Ignat's voice near me replies, "What fun would it be for me to answer for a passenger?... Will you treat me to a half-pint of brandy?"
"Now! a half-pint! Call it a glass."
"The idea, a glass!" cries the other voice; "bother my horses for a glass of vodka!"
I open my eyes. Still the same unendurable whirling snowflakes dazzling me, the same drivers and horses, but next me I see some sledge or other. My driver has caught up with Ignat, and for some time we have been going side by side.

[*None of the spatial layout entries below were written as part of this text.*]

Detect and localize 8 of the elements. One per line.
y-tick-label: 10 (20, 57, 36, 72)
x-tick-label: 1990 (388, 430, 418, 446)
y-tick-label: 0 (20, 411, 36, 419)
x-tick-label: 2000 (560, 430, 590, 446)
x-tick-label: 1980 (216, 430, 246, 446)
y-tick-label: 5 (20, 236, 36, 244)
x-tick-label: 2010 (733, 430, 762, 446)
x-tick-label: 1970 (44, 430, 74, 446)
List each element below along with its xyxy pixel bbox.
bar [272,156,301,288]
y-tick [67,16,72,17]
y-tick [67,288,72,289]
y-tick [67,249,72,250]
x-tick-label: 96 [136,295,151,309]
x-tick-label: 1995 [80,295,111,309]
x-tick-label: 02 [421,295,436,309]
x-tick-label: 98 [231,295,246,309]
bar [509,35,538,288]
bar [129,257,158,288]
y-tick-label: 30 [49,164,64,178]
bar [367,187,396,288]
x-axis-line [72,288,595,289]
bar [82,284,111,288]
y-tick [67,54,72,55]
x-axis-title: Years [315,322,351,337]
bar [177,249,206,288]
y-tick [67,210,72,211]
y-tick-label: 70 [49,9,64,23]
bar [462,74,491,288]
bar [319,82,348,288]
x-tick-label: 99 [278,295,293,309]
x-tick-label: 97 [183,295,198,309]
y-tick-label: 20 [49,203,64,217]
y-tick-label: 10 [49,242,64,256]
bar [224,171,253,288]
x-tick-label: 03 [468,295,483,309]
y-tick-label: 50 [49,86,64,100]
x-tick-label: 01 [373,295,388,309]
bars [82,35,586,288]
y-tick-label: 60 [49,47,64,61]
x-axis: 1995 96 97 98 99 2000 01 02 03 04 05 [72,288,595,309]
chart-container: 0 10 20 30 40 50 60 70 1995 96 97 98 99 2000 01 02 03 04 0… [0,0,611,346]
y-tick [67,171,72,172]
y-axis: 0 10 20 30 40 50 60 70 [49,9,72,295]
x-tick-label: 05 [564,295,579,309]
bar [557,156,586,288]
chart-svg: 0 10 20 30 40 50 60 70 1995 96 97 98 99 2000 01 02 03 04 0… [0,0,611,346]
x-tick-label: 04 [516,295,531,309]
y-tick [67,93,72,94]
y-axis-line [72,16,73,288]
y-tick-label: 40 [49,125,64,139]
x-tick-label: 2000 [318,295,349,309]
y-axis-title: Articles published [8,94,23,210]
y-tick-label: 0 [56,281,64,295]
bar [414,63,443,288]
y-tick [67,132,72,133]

Notwithstanding the fact that the voice from the other sledge advises not to take less than the half-pint, Ignat suddenly reins, up his troïka.
"Change the things; just your good luck! You'll give me the brandy when we meet to-morrow. Have you got much luggage?"
My driver, with unwonted liveliness, leaps into the snow, makes me a bow, and begs me to change into Ignat's sledge. I am perfectly willing. But evidently the pious little muzhík is so delighted that he must needs express to every one his gratefulness and pleasure. He bows to me, to Alyoshka, to Ignashka, and thanks us.
"Well, now, thank the Lord! What a scheme this is! Heavens and earth![15] we have been going half the night. Don't know ourselves where we are. He will take you, sir;[16] but my horses are all beat out."